Walhi: Jangan Pilih Caleg Perusak Pohon!

 

Salah satu atribut partai politik yang dipasang di pohon saat masa kampanye Pemilihan Umum 2014. (Agung Gunawan Sutrisna/JUMPAONLINE)

Salah satu atribut partai politik yang dipasang di pohon saat masa kampanye Pemilihan Umum 2014. (Agung Gunawan Sutrisna/JUMPAONLINE)

Bandung, Jumpaonline – Masa kampanye Pemilihan Umum (Pemilu) yang telah berlangsung beberapa hari meninggalkan dampak negatif bagi lingkungan. Organisasi Wahana Lingkungan Hidup (Walhi) Jawa Barat (Jabar) menyesalkan, maraknya atribut kampanye partai politik berbentuk poster, spanduk, dll yang dipaku di pepohonan. Selain merusak pohon, hal itu pun berdampak pada buruknya estetika.

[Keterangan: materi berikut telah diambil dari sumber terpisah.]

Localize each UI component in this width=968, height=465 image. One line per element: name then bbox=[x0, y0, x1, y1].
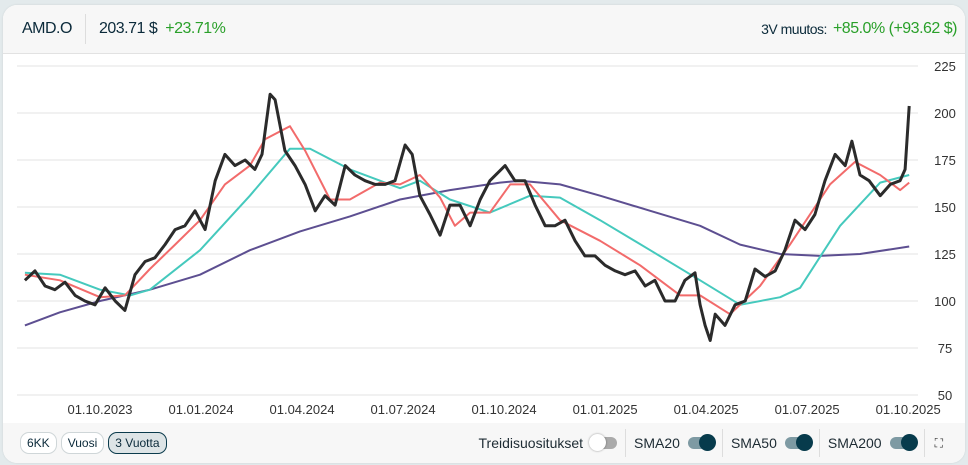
toggle-sma20[interactable]: SMA20 bbox=[626, 429, 723, 457]
x-tick-label: 01.01.2025 bbox=[573, 402, 638, 417]
period-change: 3V muutos: +85.0% (+93.62 $) bbox=[761, 20, 957, 38]
toggle-switch[interactable] bbox=[589, 434, 618, 451]
x-tick-label: 01.07.2024 bbox=[371, 402, 436, 417]
toggle-label: SMA200 bbox=[827, 435, 882, 451]
y-tick-label: 175 bbox=[934, 153, 956, 168]
x-tick-label: 01.07.2025 bbox=[775, 402, 840, 417]
y-tick-label: 225 bbox=[934, 59, 956, 74]
series-line-sma50 bbox=[24, 147, 910, 306]
chart-toolbar: 6KK Vuosi 3 Vuotta Treidisuositukset SMA… bbox=[3, 423, 965, 463]
toggle-label: SMA20 bbox=[634, 435, 680, 451]
toggle-switch[interactable] bbox=[784, 434, 813, 451]
period-change-value: +85.0% (+93.62 $) bbox=[832, 20, 958, 37]
toggle-sma200[interactable]: SMA200 bbox=[820, 429, 925, 457]
price-change: +23.71% bbox=[165, 20, 226, 37]
range-3y-button[interactable]: 3 Vuotta bbox=[108, 432, 167, 454]
y-tick-label: 75 bbox=[938, 341, 952, 356]
toggle-switch[interactable] bbox=[687, 434, 716, 451]
x-tick-label: 01.01.2024 bbox=[168, 402, 233, 417]
toggle-trade-recommendations[interactable]: Treidisuositukset bbox=[471, 429, 627, 457]
stock-chart-card: 50 75 100 125 150 175 200 225 01.10.2023 01.01.20… bbox=[3, 5, 965, 463]
series-line-price bbox=[23, 92, 911, 342]
x-tick-label: 01.10.2025 bbox=[876, 402, 941, 417]
x-tick-label: 01.10.2023 bbox=[67, 402, 132, 417]
toggle-label: Treidisuositukset bbox=[478, 435, 584, 451]
toggle-sma50[interactable]: SMA50 bbox=[723, 429, 820, 457]
y-tick-label: 100 bbox=[934, 294, 956, 309]
x-tick-label: 01.04.2024 bbox=[270, 402, 335, 417]
range-6kk-button[interactable]: 6KK bbox=[20, 432, 57, 454]
period-change-label: 3V muutos: bbox=[761, 21, 827, 37]
x-tick-label: 01.10.2024 bbox=[472, 402, 537, 417]
toggle-label: SMA50 bbox=[730, 435, 777, 451]
y-tick-label: 200 bbox=[934, 106, 956, 121]
x-tick-label: 01.04.2025 bbox=[674, 402, 739, 417]
y-tick-label: 150 bbox=[934, 200, 956, 215]
toggle-switch[interactable] bbox=[889, 434, 918, 451]
y-tick-label: 125 bbox=[934, 247, 956, 262]
ticker-symbol: AMD.O bbox=[22, 14, 86, 44]
series-line-sma200 bbox=[24, 179, 910, 327]
fullscreen-icon[interactable]: ⛶ bbox=[934, 435, 943, 450]
y-tick-label: 50 bbox=[938, 388, 952, 403]
current-price: 203.71 $ bbox=[98, 20, 158, 37]
chart-header: AMD.O 203.71 $ +23.71% 3V muutos: +85.0%… bbox=[3, 5, 965, 54]
price-chart[interactable]: 50 75 100 125 150 175 200 225 01.10.2023 01.01.20… bbox=[3, 5, 965, 425]
range-year-button[interactable]: Vuosi bbox=[60, 432, 105, 454]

Dwi Saung, Bagian Advokasi Walhi Jabar mengatakan pihaknya telah bekerjasama dengan Badan Pengawas Pemilihan Umum (Bawaslu) dan Pemerintah Kota (Pemkot) Bandung, untuk menertibkan atribut kampanye yang dipasang di sembarang tempat. Atribut yang dipasang di pohon sebagian telah dicopot, lanjut Dwi

“Kami sudah copot atribut yang dipaku di pohon. Kita juga dibantu oleh Pemkot Bandung,” katanya kepada Jumpaonline saat ditemui di Bandung, Sabtu, 22 Maret 2014.

Dwi menambahkan, adapun calon legislatif bersangkutan tidak bisa ditindak secara langsung. Pasalnya, tim kampanye dari partai politik bersangkutan menyuruh pihak lain untuk memasang atribut kampanyenya.

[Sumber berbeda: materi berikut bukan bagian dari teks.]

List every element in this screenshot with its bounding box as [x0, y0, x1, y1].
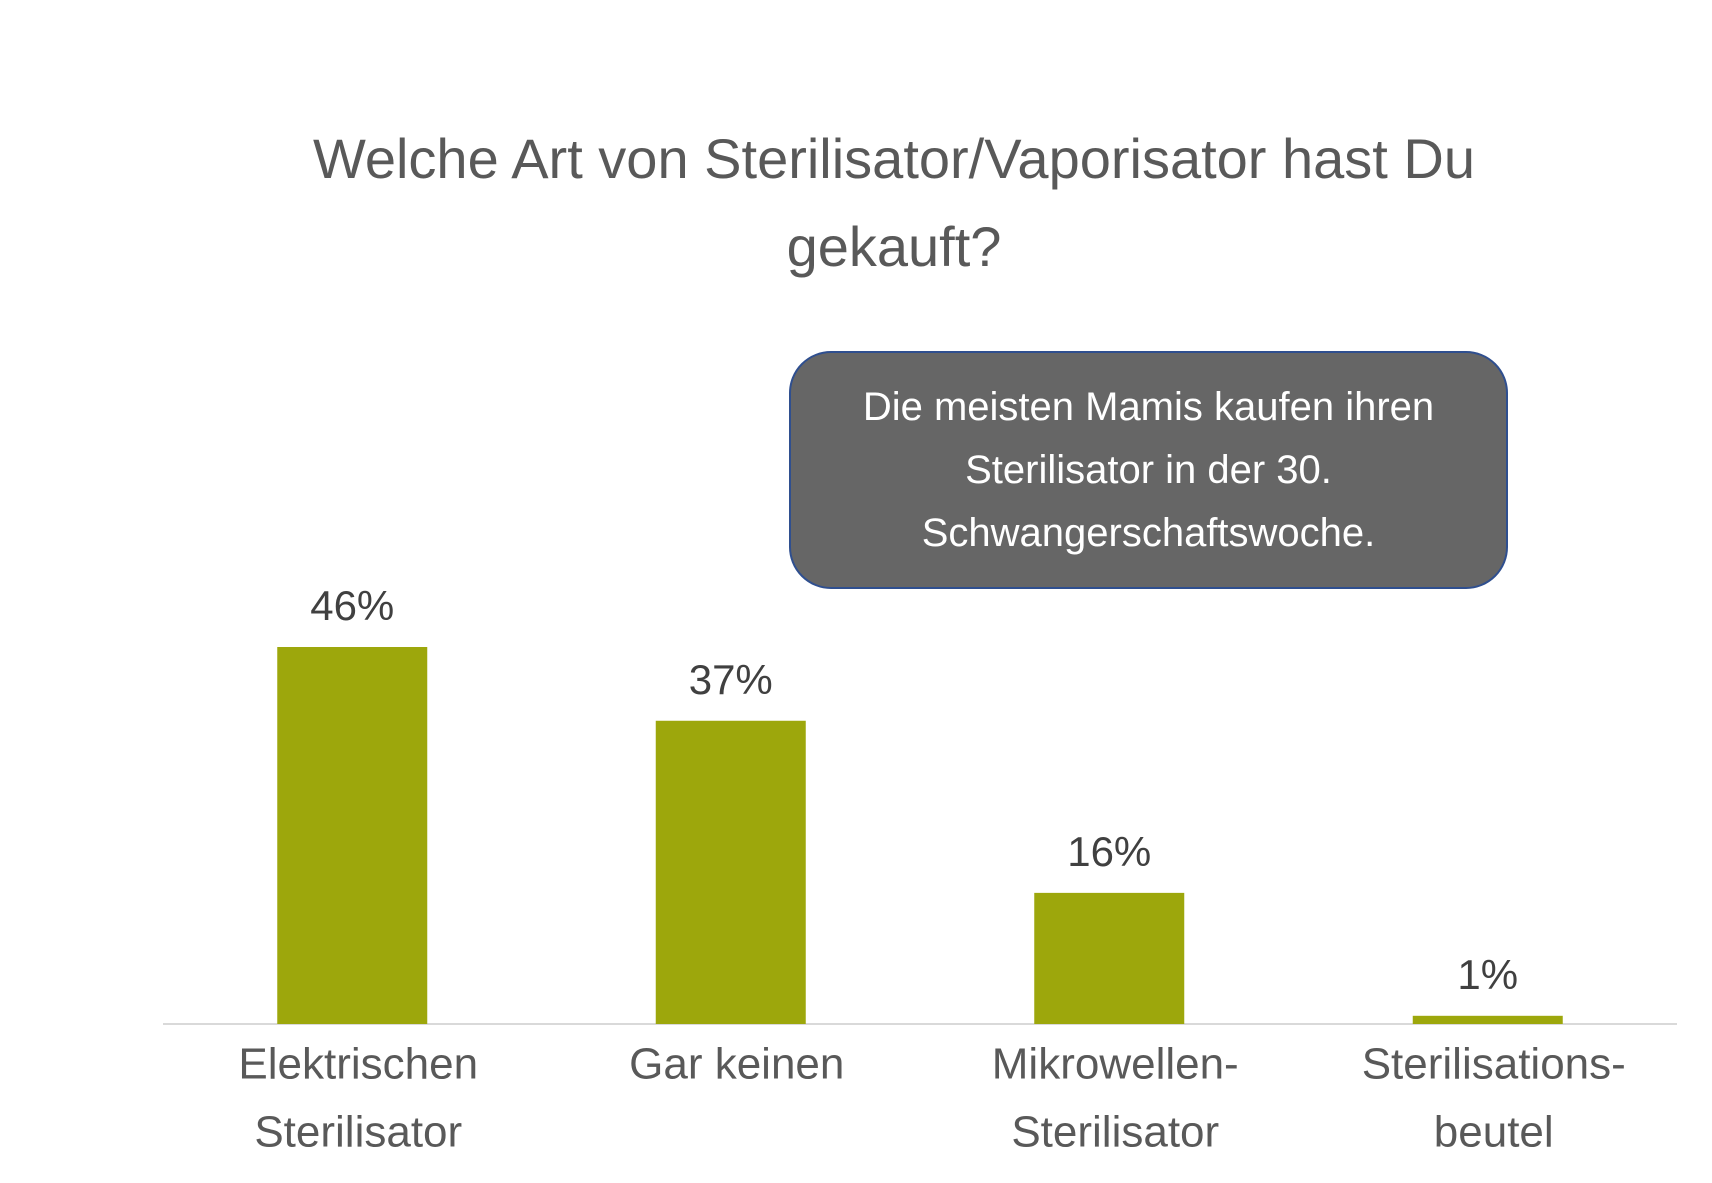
value-label: 46% — [310, 582, 394, 629]
chart-title: Welche Art von Sterilisator/Vaporisator … — [313, 127, 1475, 278]
x-tick-label: Sterilisator — [254, 1108, 462, 1157]
x-tick-label: Mikrowellen- — [992, 1040, 1239, 1089]
bar — [1412, 1015, 1563, 1024]
bar — [277, 647, 428, 1024]
x-tick-label: Elektrischen — [238, 1040, 478, 1089]
annotation: Die meisten Mamis kaufen ihren Sterilisa… — [789, 351, 1508, 589]
x-tick-label: Sterilisator — [1011, 1108, 1219, 1157]
x-tick-label: Sterilisations- — [1362, 1040, 1626, 1089]
bar — [1034, 892, 1185, 1024]
annotation-text: Die meisten Mamis kaufen ihren Sterilisa… — [862, 384, 1435, 555]
bar — [655, 720, 806, 1024]
x-tick-label: beutel — [1434, 1108, 1554, 1157]
value-label: 1% — [1457, 951, 1518, 998]
x-tick-label: Gar keinen — [629, 1040, 844, 1089]
value-label: 16% — [1067, 828, 1151, 875]
value-label: 37% — [689, 656, 773, 703]
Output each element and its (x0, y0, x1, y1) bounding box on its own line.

“Yang pasang atributnya kan bukan si caleg, tapi dia nyuruh orang lagi,” kata Dwi.

Saat disinggung calon pemimpin nanti setelah Pemilu, Walhi menginginkan sosok yang bisa bekerjasama. Selain itu, mesti bisa menjaga lingkungan dan menambah ruang terbuka hijau.

Pengennya sih nanti pemimpinnya yang pro lingkungan. Jangan pilih caleg yang merusak pohon dan tidak pro lingkungan,” tegas Dwi.